We start getting into the basics of the beautiful soup library. This includes how to load a webpage, the basic commands you need to know such as find & find_all, grabbing strings from an HTML elements, etc. The final section of this tutorial is a series of exercises where you can practice your skills. In this section we scrape a webpage for links, we learn how to scrape a table and load it into a pandas dataframe, and we see how you can scrape & download a web image.

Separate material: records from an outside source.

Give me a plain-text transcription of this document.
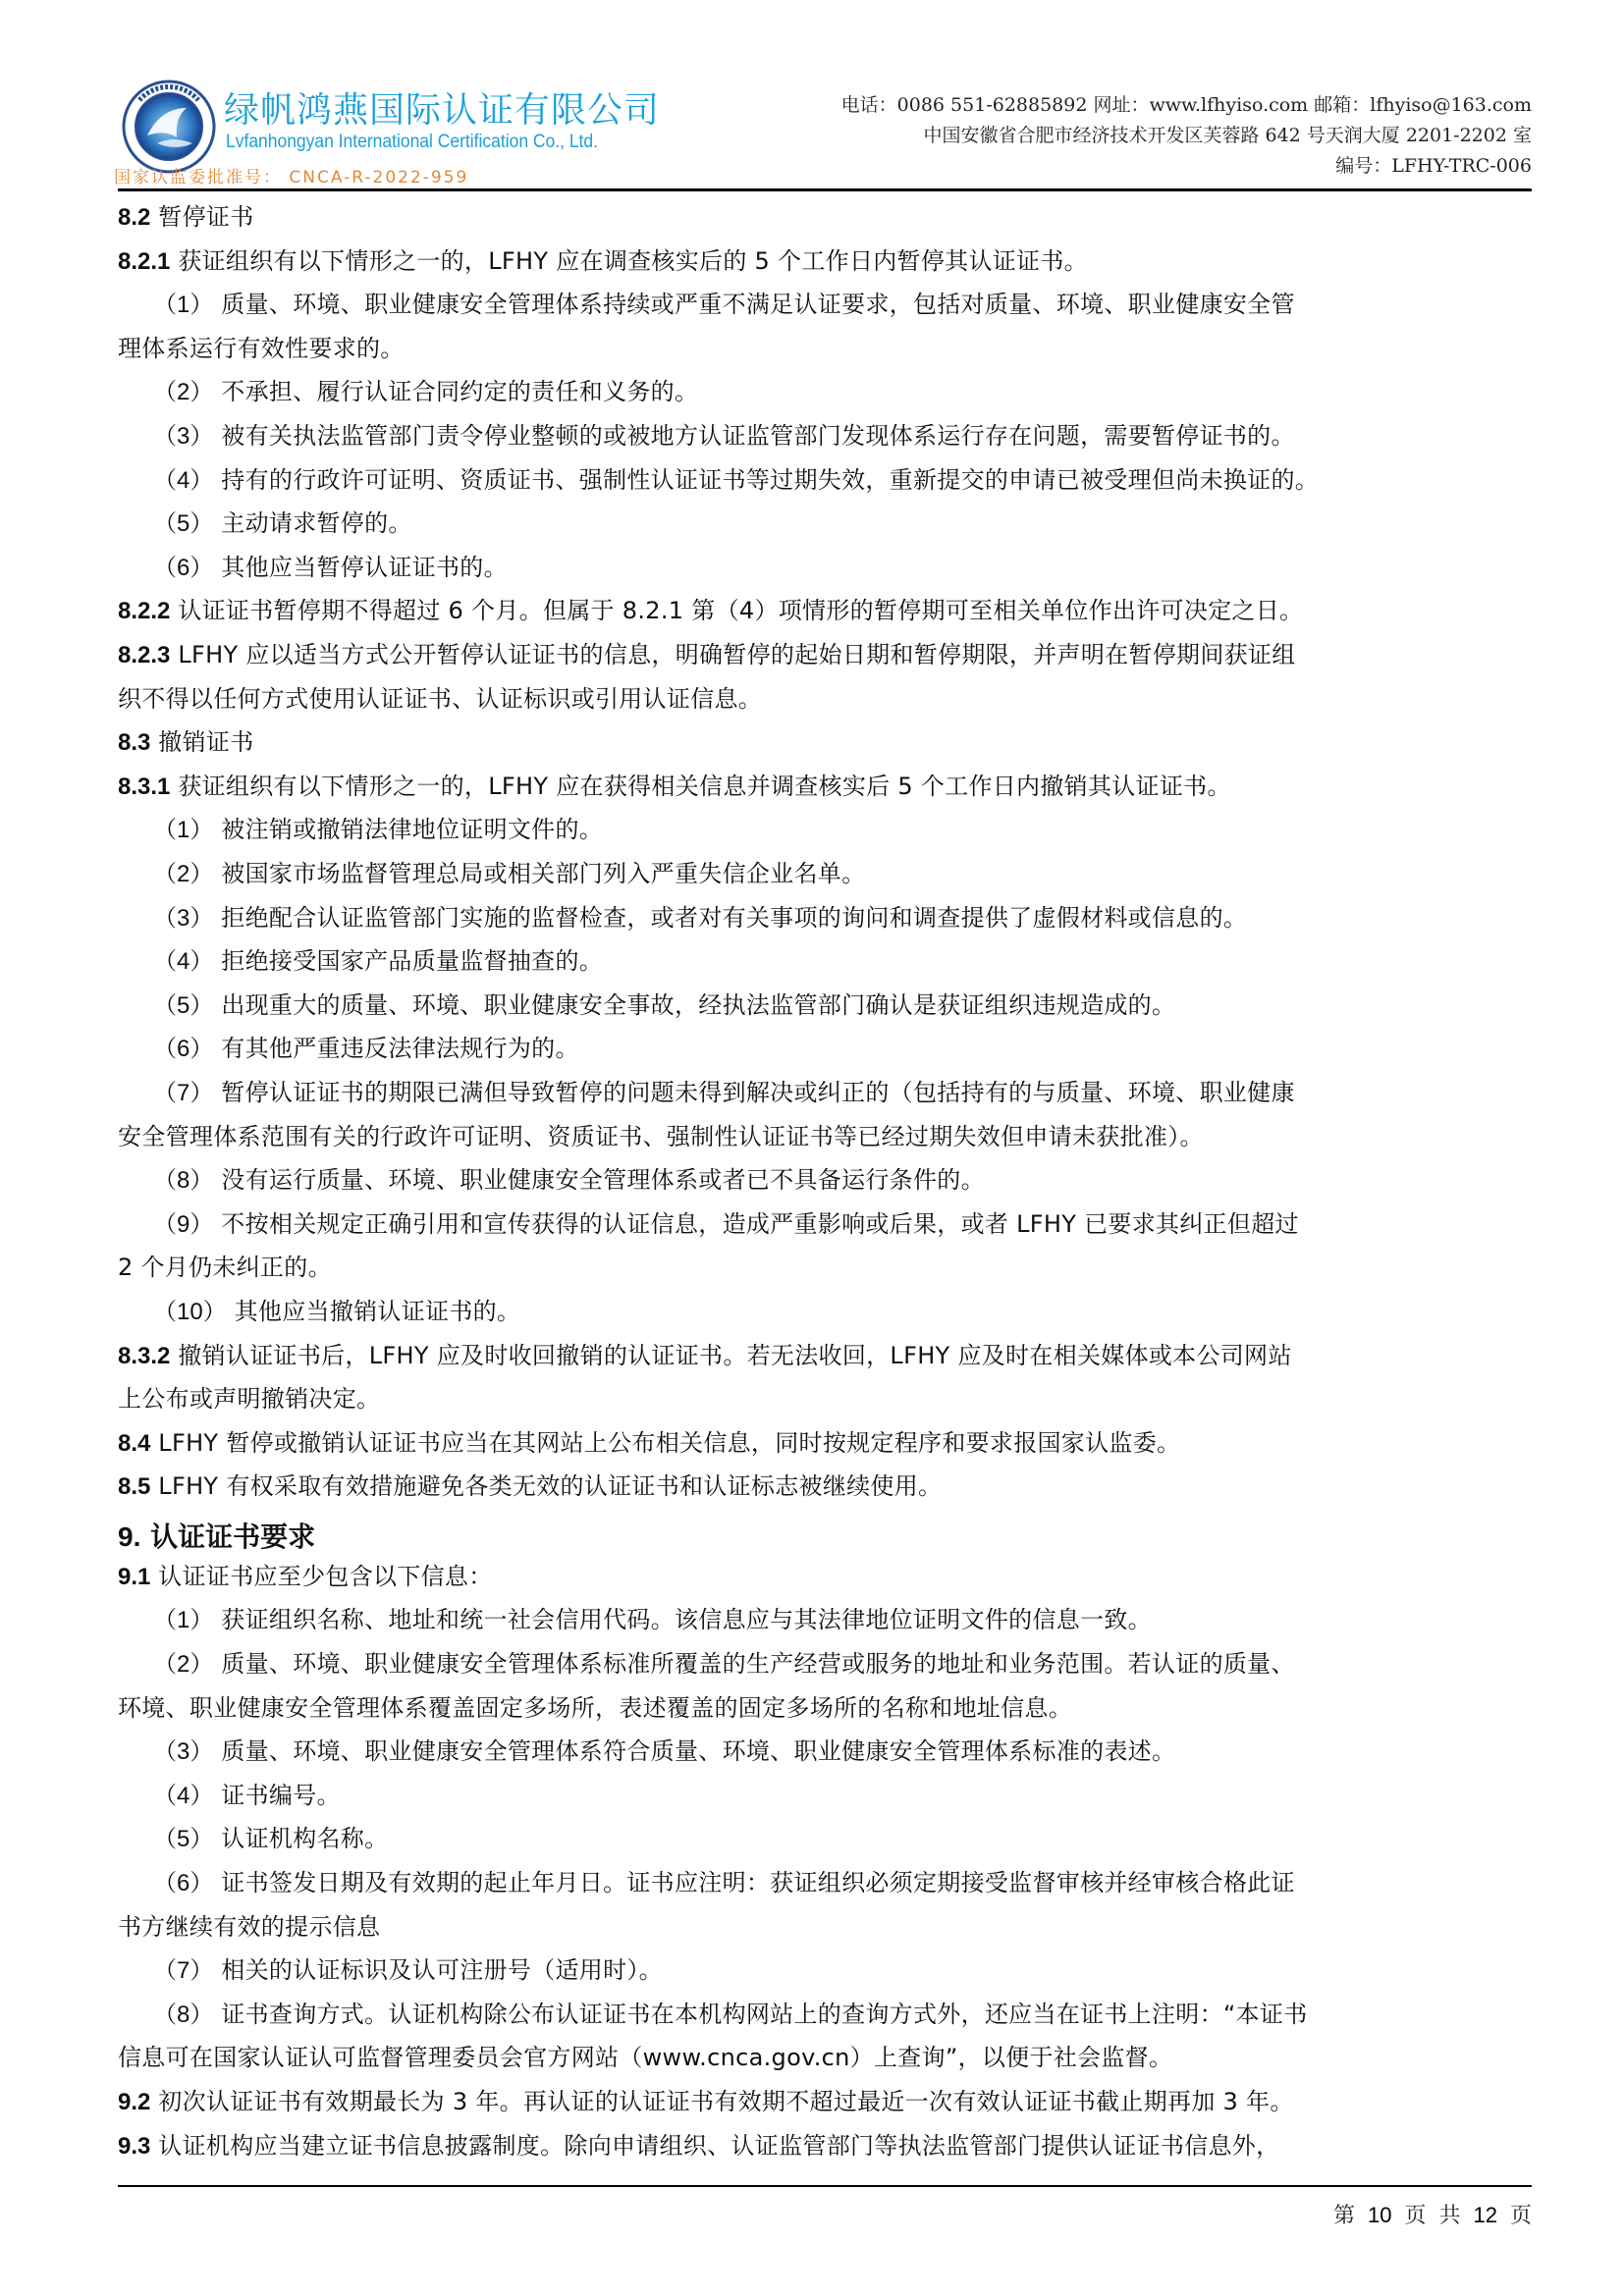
绿帆鸿燕国际认证有限公司
Lvfanhongyan International Certification Co., Ltd.
国家认监委批准号： CNCA-R-2022-959
电话：0086 551-62885892 网址：www.lfhyiso.com 邮箱：lfhyiso@163.com
中国安徽省合肥市经济技术开发区芙蓉路 642 号天润大厦 2201-2202 室
编号：LFHY-TRC-006
8.2 暂停证书
8.2.1 获证组织有以下情形之一的，LFHY 应在调查核实后的 5 个工作日内暂停其认证证书。
（1） 质量、环境、职业健康安全管理体系持续或严重不满足认证要求，包括对质量、环境、职业健康安全管
理体系运行有效性要求的。
（2） 不承担、履行认证合同约定的责任和义务的。
（3） 被有关执法监管部门责令停业整顿的或被地方认证监管部门发现体系运行存在问题，需要暂停证书的。
（4） 持有的行政许可证明、资质证书、强制性认证证书等过期失效，重新提交的申请已被受理但尚未换证的。
（5） 主动请求暂停的。
（6） 其他应当暂停认证证书的。
8.2.2 认证证书暂停期不得超过 6 个月。但属于 8.2.1 第（4）项情形的暂停期可至相关单位作出许可决定之日。
8.2.3 LFHY 应以适当方式公开暂停认证证书的信息，明确暂停的起始日期和暂停期限，并声明在暂停期间获证组
织不得以任何方式使用认证证书、认证标识或引用认证信息。
8.3 撤销证书
8.3.1 获证组织有以下情形之一的，LFHY 应在获得相关信息并调查核实后 5 个工作日内撤销其认证证书。
（1） 被注销或撤销法律地位证明文件的。
（2） 被国家市场监督管理总局或相关部门列入严重失信企业名单。
（3） 拒绝配合认证监管部门实施的监督检查，或者对有关事项的询问和调查提供了虚假材料或信息的。
（4） 拒绝接受国家产品质量监督抽查的。
（5） 出现重大的质量、环境、职业健康安全事故，经执法监管部门确认是获证组织违规造成的。
（6） 有其他严重违反法律法规行为的。
（7） 暂停认证证书的期限已满但导致暂停的问题未得到解决或纠正的（包括持有的与质量、环境、职业健康
安全管理体系范围有关的行政许可证明、资质证书、强制性认证证书等已经过期失效但申请未获批准）。
（8） 没有运行质量、环境、职业健康安全管理体系或者已不具备运行条件的。
（9） 不按相关规定正确引用和宣传获得的认证信息，造成严重影响或后果，或者 LFHY 已要求其纠正但超过
2 个月仍未纠正的。
（10） 其他应当撤销认证证书的。
8.3.2 撤销认证证书后，LFHY 应及时收回撤销的认证证书。若无法收回，LFHY 应及时在相关媒体或本公司网站
上公布或声明撤销决定。
8.4 LFHY 暂停或撤销认证证书应当在其网站上公布相关信息，同时按规定程序和要求报国家认监委。
8.5 LFHY 有权采取有效措施避免各类无效的认证证书和认证标志被继续使用。
9. 认证证书要求
9.1 认证证书应至少包含以下信息：
（1） 获证组织名称、地址和统一社会信用代码。该信息应与其法律地位证明文件的信息一致。
（2） 质量、环境、职业健康安全管理体系标准所覆盖的生产经营或服务的地址和业务范围。若认证的质量、
环境、职业健康安全管理体系覆盖固定多场所，表述覆盖的固定多场所的名称和地址信息。
（3） 质量、环境、职业健康安全管理体系符合质量、环境、职业健康安全管理体系标准的表述。
（4） 证书编号。
（5） 认证机构名称。
（6） 证书签发日期及有效期的起止年月日。证书应注明：获证组织必须定期接受监督审核并经审核合格此证
书方继续有效的提示信息
（7） 相关的认证标识及认可注册号（适用时）。
（8） 证书查询方式。认证机构除公布认证证书在本机构网站上的查询方式外，还应当在证书上注明：“本证书
信息可在国家认证认可监督管理委员会官方网站（www.cnca.gov.cn）上查询”，以便于社会监督。
9.2 初次认证证书有效期最长为 3 年。再认证的认证证书有效期不超过最近一次有效认证证书截止期再加 3 年。
9.3 认证机构应当建立证书信息披露制度。除向申请组织、认证监管部门等执法监管部门提供认证证书信息外，
第 10 页 共 12 页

Tutorial link: https://www.youtube.com/watch?v=GjKQ6V_ViQE&t=320s

## Load in the necessary libraries

In [2]:
import requests # pip install requests
from bs4 import BeautifulSoup as bs #pip install beautifulsoup4

## Load our first page

In [5]:
# Load the webpage content
r = requests.get('https://keithgalli.github.io/web-scraping/example.html')

# Convert to a beautiful soup object
soup = bs(r.content)

# Print out our html
print(soup.prettify()) #.prettify makes the indentions and all within the HTML doc.


<html>
 <head>
  <title>
   HTML Example
  </title>
 </head>
 <body>
  <div align="middle">
   <h1>
    HTML Webpage
   </h1>
   <p>
    Link to more interesting example:
    <a href="https://keithgalli.github.io/web-scraping/webpage.html">
     keithgalli.github.io/web-scraping/webpage.html
    </a>
   </p>
  </div>
  <h2>
   A Header
  </h2>
  <p>
   <i>
    Some italicized text
   </i>
  </p>
  <h2>
   Another header
  </h2>
  <p id="paragraph-id">
   <b>
    Some bold text
   </b>
  </p>
 </body>
</html>



# Start using Beautiful Soup to Scrape

Find and Find_all

In [10]:
first_header = soup.find("h2") # find method
headers = soup.find_all("h2") # find_all method

print(headers)

[<h2>A Header</h2>, <h2>Another header</h2>]


Pass in a list of elements to look for

In [14]:
first_header = soup.find(['h1', 'h2'])

headers = soup.find_all(['h1', 'h2'])
headers

[<h1>HTML Webpage</h1>, <h2>A Header</h2>, <h2>Another header</h2>]

You can pass in attributes to the find/find_all function

In [16]:
paragraph = soup.find_all('p', attrs={'id': 'paragraph-id'})
paragraph

[<p id="paragraph-id"><b>Some bold text</b></p>]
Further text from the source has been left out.